Boston Globe | Legislature needs to ban the sale of cellphone location data
Lawmakers need to stop this practice before location data is used to harm people seeking or providing reproductive health care in the state
By Rebecca Hart Holder, Carol Rose, Nate Horwitz
Op-ed originally appeared in The Boston Globe
One year ago this week, Massachusetts made history by signing into law one of the best protections in the nation for abortion patients and providers. The law — passed just a month after the Supreme Court overturned Roe v. Wade — met the urgency of the moment by making abortion care more affordable and accessible and by offering legal protections to those seeking or providing lawful care in our state.

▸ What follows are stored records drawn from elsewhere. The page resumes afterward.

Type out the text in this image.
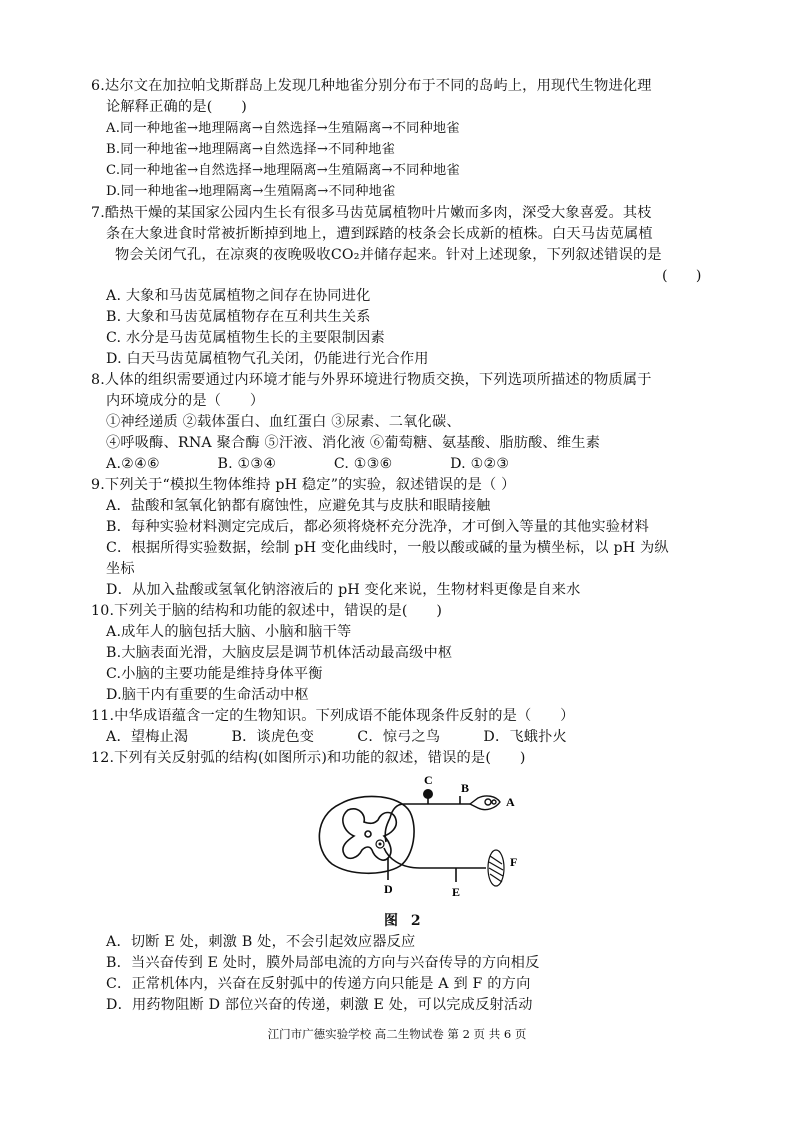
6.达尔文在加拉帕戈斯群岛上发现几种地雀分别分布于不同的岛屿上，用现代生物进化理
论解释正确的是(　　)
A.同一种地雀→地理隔离→自然选择→生殖隔离→不同种地雀
B.同一种地雀→地理隔离→自然选择→不同种地雀
C.同一种地雀→自然选择→地理隔离→生殖隔离→不同种地雀
D.同一种地雀→地理隔离→生殖隔离→不同种地雀
7.酷热干燥的某国家公园内生长有很多马齿苋属植物叶片嫩而多肉，深受大象喜爱。其枝
条在大象进食时常被折断掉到地上，遭到踩踏的枝条会长成新的植株。白天马齿苋属植
物会关闭气孔，在凉爽的夜晚吸收CO₂并储存起来。针对上述现象，下列叙述错误的是
(　　)
A. 大象和马齿苋属植物之间存在协同进化
B. 大象和马齿苋属植物存在互利共生关系
C. 水分是马齿苋属植物生长的主要限制因素
D. 白天马齿苋属植物气孔关闭，仍能进行光合作用
8.人体的组织需要通过内环境才能与外界环境进行物质交换，下列选项所描述的物质属于
内环境成分的是（　　）
①神经递质 ②载体蛋白、血红蛋白 ③尿素、二氧化碳、
④呼吸酶、RNA 聚合酶 ⑤汗液、消化液 ⑥葡萄糖、氨基酸、脂肪酸、维生素
A.②④⑥　　　　B. ①③④　　　　C. ①③⑥　　　　D. ①②③
9.下列关于“模拟生物体维持 pH 稳定”的实验，叙述错误的是（ ）
A．盐酸和氢氧化钠都有腐蚀性，应避免其与皮肤和眼睛接触
B．每种实验材料测定完成后，都必须将烧杯充分洗净，才可倒入等量的其他实验材料
C．根据所得实验数据，绘制 pH 变化曲线时，一般以酸或碱的量为横坐标，以 pH 为纵
坐标
D．从加入盐酸或氢氧化钠溶液后的 pH 变化来说，生物材料更像是自来水
10.下列关于脑的结构和功能的叙述中，错误的是(　　)
A.成年人的脑包括大脑、小脑和脑干等
B.大脑表面光滑，大脑皮层是调节机体活动最高级中枢
C.小脑的主要功能是维持身体平衡
D.脑干内有重要的生命活动中枢
11.中华成语蕴含一定的生物知识。下列成语不能体现条件反射的是（　　）
A．望梅止渴　　　B．谈虎色变　　　C．惊弓之鸟　　　D．飞蛾扑火
12.下列有关反射弧的结构(如图所示)和功能的叙述，错误的是(　　)
C
B
A
F
D	E
图 2
A．切断 E 处，刺激 B 处，不会引起效应器反应
B．当兴奋传到 E 处时，膜外局部电流的方向与兴奋传导的方向相反
C．正常机体内，兴奋在反射弧中的传递方向只能是 A 到 F 的方向
D．用药物阻断 D 部位兴奋的传递，刺激 E 处，可以完成反射活动
江门市广德实验学校 高二生物试卷 第 2 页 共 6 页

Since the Supreme Court ruling in Dobbs v. Jackson Women’s Health Organization, 20 states have passed laws to ban or severely restrict abortion, leaving more than 25 million people of reproductive age without access to critical health care.
When the Dobbs decision was first leaked in May 2022, Massachusetts lawmakers listened to the calls of patients, providers, LGBTQ advocates, and attorneys to proactively draft policy that would expand access to critical care. In response, the Legislature enacted a “shield law,” which included several recommendations from our organizations’ Beyond Roe Agenda to help protect both abortion and gender-affirming care in our state and broadly improve reproductive health access.
Among other provisions, the law takes steps to protect health care providers’ professional licenses and to keep medical malpractice insurance within reach for these providers in Massachusetts. It also assures providers and patients that Massachusetts courts and officers will not facilitate a state’s hostile investigation of the provision of reproductive health care and gender-affirming care that is lawful in Massachusetts.
The shield law has received national recognition, including from Vice President Kamala Harris. At an event recognizing our state legislative leaders, she remarked, “The work that is happening here in Massachusetts is a model … that can and, we believe, should happen around the country.” Indeed, several states have since followed Massachusetts’s lead.
The law gives people — not politicians in other states — the ability to decide whether and when to have children, and seeks to welcome those who are able to travel or even relocate their lives due to restrictive laws in their home state. It gives providers protections so that they can continue providing the most effective, evidence-based, compassionate health care. And it makes the state a beacon for reproductive equity in a post-Roe world.
But here’s the catch: We’re not done.
Attacks on abortion access were never going to stop with Dobbs — they are getting more sophisticated and more technologically savvy. In order to better protect patients and providers in Massachusetts, the state needs to ensure that bounty hunters and other extremists can’t purchase cellphone location data to target people seeking or providing lawful care in our state.
Every day, companies collect and sell personal location data from our cellphones, revealing where we live, work, seek medical care, and more. Without any federal or state laws to stop them, third-party data brokers are allowed to sell this location data to anyone with a credit card. In a post-Dobbs America, the widespread availability of detailed and personally identifiable location data allows out-of-state law enforcement agencies and anti-abortion bounty hunters to conduct broad fishing expeditions, looking for targets for harassment and worse.
And the data are right there waiting for them: After the leaked Dobbs decision, a reporter found that data brokers were selling location information of people who visited abortion clinics. In its investigation of one data broker, the Federal Trade Commission examined records collected from more than 61 million mobile devices and found “the data could be used to identify people who have visited a reproductive health clinic,” allowing a buyer “to track a mobile device from a reproductive health clinic to a single-family residence to other places routinely visited.”
For us to truly recognize the power of our shield law in protecting abortion access in our state, we need to protect our digital footprints, too. Massachusetts has another opportunity to lead by passing the nation’s first Location Shield Act. This popular legislation — backed by 92 percent of Massachusetts likely voters — would ban the sale of cellphone location data, stopping this practice before it’s used to harm people seeking or providing reproductive health care in the state.
When the Supreme Court overturned Roe, Massachusetts was ready. The threats to abortion access will keep coming, but with bold new measures like the Location Shield Act, we can, and should, be ready for whatever comes next.